Sara now tried the activity with different volumes of NaOH and recorded her observation in the table given below :

S. No.	Volume of dil. NaOH taken (mL)	Drops of dil. H2SO4 used
1	2	20
2	3	30
3	4	40

Answer the following questions based on the above information:

(a) If Sara used concentrated H₂SO₄ in place of dilute H₂SO₄, how many drops will be required for the change in colour to be observed?

1. 40
2. < 40
3. > 40

Justify your answer.

(b) Sara measured 20 drops of dil. H₂SO₄ and found its volume to be 1 mL. If Sara observed a change in colour of NaOH solution by using 3 mL of H₂SO₄, how many mL of NaOH did she add to the test tube initially?

OR

Sara takes 10 drops of dilute H₂SO₄ in the test tube and adds two drops of phenolphthalein solution to it. Then she adds NaOH dropwise. Sara observes a change in colour after adding 20 drops of NaOH. What change in colour would she observe and why?
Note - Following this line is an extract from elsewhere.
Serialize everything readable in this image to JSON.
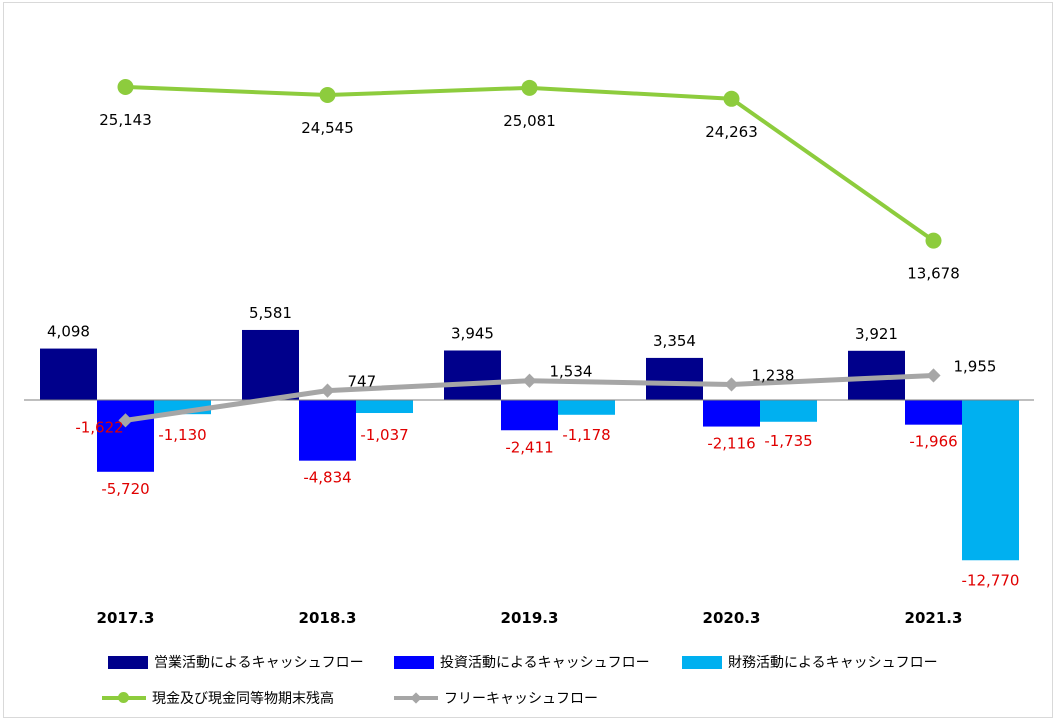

(c) Write a balanced chemical equation for the reaction taking place in the above experiment. Which of the following is true and why? The reaction is a

1. neutralisation and double displacement reaction
2. neutralisation and precipitation reaction
3. precipitation and double displacement reaction
4. neutralisation, double displacement as well as precipitation reaction.

(a) < 40 drops.
Concentrated H₂SO₄ provides more H⁺ ions per drop than dilute acid, so fewer drops are needed to neutralise the same amount of NaOH and discharge the pink colour of phenolphthalein.

(b) From Sara’s note, 20 drops = 1 mL.
If she used 3 mL H₂SO₄, that is 60 drops and her table shows the drops of acid are proportional to the mL of NaOH (20 drops per 2 mL NaOH → 10 drops per 1 mL NaOH).

Thus 60 drops of acid would neutralise 6 mL of NaOH.

OR

If she starts with dilute H₂SO₄ plus phenolphthalein and then adds NaOH dropwise, the solution will change from colourless to pink when the solution becomes basic, because phenolphthalein is colourless in acid and pink in base.

(c) Balanced equation:

2NaOH + H₂SO₄ → Na₂SO₄ + 2H₂O

This is a neutralisation and double displacement reaction because the acid and base react to form salt + water (neutralisation). Ions exchange partners (Na⁺ with H⁺/SO₄^2-), so it’s double displacement. It is not a precipitation reaction because sodium sulphate (Na₂SO₄) is soluble in water.